In short, the viewer’s initial interest in an advertisement translates into engaging with what’s being advertised with growing regularity.
CPV pricing is not the last stop on this journey. For one thing, it doesn’t fully capture the duration of consumer attention or the quality of interaction. A consumer who clicks to watch a branded video and then leaves after five seconds is priced like someone who watches an entire six-minute-long branded video with CPV.
As performance pricing continues to evolve over the next several years, here are a few trends that are likely to emerge:
Buying video is going to look like buying search
Video buyers are already looking at video advertising as a hybrid between search and display buying. Most major agencies that have search buyers on staff use them to buy sponsored views on YouTube through AdSense, like any other search buy.
And unlike display buyers who look most intently at metrics like lift in purchase intent and brand awareness, video search buyers look at metrics like conversions and actual purchases as well.
Increasingly, delivery channels for CPV video buys will be judged by these same metrics, which should result in greater diversity of CPV pricing both up and down.
Performance pricing is coming to in-banner and in-stream video
In-banner video networks are being pushed to charge on user-initiated views rather than autoplay views, which can be intrusive, unwelcome and – let’s just say it – annoying for users.
In pre-roll, advertisers are paying CPV rates for pre-rolls that they have the option of skipping (like YouTube’s Cost-Per-Completed Pre-roll product).
Interactivity will become even more important
If you look at videos produced by top YouTube talent you will notice that they’re filled with calls to action and “hotspots” that drive the user to another video.
The reason this is so ubiquitous on YouTube is that producers know these calls to action work. As advertisers become more concerned about hitting specific performance metrics, providing this type of interactivity in any piece of video will become more and more commonplace.
Earned media will earn its place
In much the same way that social media is permeating every other aspect of our online existence, video will follow suit.

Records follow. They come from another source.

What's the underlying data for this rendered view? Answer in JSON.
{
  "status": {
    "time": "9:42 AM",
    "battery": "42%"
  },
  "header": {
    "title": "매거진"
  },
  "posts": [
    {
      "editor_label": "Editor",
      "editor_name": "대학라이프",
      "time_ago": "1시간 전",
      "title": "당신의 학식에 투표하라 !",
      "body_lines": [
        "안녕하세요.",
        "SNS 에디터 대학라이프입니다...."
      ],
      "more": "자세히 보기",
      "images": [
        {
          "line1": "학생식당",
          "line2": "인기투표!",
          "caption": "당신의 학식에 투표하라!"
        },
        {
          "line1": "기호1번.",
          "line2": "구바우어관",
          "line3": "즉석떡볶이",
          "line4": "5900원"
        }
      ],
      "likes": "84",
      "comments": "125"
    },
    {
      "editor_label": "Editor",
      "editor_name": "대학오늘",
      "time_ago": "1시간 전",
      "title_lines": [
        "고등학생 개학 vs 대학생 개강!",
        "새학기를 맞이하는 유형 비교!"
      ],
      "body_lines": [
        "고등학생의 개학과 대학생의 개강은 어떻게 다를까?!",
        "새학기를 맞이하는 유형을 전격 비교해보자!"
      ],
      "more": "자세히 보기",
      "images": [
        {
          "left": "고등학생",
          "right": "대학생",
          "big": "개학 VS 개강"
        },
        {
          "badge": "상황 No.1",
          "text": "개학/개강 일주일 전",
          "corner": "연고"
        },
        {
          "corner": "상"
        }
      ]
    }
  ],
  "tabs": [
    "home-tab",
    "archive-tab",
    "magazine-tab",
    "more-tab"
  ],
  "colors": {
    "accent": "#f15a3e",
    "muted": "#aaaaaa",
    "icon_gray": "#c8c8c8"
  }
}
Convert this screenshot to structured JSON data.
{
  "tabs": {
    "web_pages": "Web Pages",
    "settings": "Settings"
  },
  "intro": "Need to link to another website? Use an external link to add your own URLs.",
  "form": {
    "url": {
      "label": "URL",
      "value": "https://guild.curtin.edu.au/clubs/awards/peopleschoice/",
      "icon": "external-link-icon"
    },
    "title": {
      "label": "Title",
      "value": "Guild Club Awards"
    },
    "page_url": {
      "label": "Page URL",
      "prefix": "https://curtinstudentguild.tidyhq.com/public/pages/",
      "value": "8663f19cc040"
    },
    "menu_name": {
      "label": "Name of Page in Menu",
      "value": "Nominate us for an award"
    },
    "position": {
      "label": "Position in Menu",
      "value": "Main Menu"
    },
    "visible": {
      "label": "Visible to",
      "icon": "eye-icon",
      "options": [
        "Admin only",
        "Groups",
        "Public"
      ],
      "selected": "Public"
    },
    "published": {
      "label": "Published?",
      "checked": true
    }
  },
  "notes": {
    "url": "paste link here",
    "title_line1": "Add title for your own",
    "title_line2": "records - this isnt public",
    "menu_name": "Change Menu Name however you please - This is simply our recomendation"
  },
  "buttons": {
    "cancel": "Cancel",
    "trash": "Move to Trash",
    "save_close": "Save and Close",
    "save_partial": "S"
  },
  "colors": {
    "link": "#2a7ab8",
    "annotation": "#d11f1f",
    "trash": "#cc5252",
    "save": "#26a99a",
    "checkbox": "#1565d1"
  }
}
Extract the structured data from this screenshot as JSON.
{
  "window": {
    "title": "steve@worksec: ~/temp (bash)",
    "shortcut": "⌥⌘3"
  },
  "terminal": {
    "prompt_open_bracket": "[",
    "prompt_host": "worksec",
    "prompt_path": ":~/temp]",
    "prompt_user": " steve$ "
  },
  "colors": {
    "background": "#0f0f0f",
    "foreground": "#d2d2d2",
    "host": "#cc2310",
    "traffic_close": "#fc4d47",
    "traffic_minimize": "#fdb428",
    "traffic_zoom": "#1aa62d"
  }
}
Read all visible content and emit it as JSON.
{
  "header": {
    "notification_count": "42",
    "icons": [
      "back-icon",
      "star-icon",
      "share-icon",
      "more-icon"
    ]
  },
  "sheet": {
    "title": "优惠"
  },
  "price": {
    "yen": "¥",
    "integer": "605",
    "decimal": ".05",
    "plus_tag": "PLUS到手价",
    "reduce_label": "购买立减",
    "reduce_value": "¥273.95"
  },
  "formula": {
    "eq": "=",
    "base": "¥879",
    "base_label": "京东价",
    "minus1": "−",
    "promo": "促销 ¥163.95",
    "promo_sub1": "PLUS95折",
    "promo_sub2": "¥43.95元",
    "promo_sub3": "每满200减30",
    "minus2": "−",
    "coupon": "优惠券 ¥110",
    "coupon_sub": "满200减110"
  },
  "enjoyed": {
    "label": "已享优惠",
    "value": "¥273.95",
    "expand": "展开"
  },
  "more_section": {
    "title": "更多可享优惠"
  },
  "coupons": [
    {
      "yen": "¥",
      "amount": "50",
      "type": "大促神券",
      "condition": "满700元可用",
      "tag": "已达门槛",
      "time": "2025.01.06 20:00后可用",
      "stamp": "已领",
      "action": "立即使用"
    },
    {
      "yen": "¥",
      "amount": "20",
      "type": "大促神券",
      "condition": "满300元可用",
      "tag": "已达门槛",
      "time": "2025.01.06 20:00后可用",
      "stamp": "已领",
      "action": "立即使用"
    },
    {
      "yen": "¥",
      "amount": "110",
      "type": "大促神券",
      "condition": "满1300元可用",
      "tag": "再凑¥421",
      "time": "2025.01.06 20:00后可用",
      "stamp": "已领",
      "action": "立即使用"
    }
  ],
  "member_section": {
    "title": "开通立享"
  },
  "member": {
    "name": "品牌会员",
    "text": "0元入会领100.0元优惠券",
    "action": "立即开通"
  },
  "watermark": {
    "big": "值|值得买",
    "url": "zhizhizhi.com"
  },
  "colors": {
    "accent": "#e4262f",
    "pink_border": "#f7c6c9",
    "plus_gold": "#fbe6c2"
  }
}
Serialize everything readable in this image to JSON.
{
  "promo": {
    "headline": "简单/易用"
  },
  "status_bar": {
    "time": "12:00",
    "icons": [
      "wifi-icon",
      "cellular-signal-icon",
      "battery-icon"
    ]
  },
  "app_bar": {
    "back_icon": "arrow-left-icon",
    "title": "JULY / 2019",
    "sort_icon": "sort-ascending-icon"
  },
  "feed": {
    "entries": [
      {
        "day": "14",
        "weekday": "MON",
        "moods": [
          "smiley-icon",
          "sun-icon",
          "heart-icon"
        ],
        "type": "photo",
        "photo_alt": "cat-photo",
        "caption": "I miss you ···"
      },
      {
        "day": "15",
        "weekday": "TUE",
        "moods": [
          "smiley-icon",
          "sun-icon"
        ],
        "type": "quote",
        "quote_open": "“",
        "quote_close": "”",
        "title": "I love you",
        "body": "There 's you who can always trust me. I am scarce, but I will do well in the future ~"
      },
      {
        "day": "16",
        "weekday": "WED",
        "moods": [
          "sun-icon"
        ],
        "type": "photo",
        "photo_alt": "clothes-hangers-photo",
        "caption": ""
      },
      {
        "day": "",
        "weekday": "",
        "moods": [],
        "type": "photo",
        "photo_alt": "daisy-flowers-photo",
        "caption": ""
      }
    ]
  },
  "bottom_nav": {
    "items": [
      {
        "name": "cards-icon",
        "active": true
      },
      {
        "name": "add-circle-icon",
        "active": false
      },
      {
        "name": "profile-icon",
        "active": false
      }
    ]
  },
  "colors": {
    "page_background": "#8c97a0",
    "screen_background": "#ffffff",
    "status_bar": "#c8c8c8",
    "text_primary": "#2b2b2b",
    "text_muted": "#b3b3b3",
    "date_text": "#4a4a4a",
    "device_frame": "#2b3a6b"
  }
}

In social media, the audience becomes a key distributor of advertising. For social video advertising, the success of a campaign is frequently measured by the number of views that were earned through people watching a video, and then sharing it as advocates.
The future of performance
The bottom line is that performance-based video buying is going to continue to become more complex over the next several years. Armed with new pricing models, metrics, and delivery channels, buyers will continue to find new ways to use video to boost sales.
Expect video to start being used throughout the sales funnel, from ensuring that viewers spend enough time with their ad, to helping close the sale of a product, to helping existing customers remain loyal.
Amid this flurry of complicated and unique advertising opportunities, why not let it snow?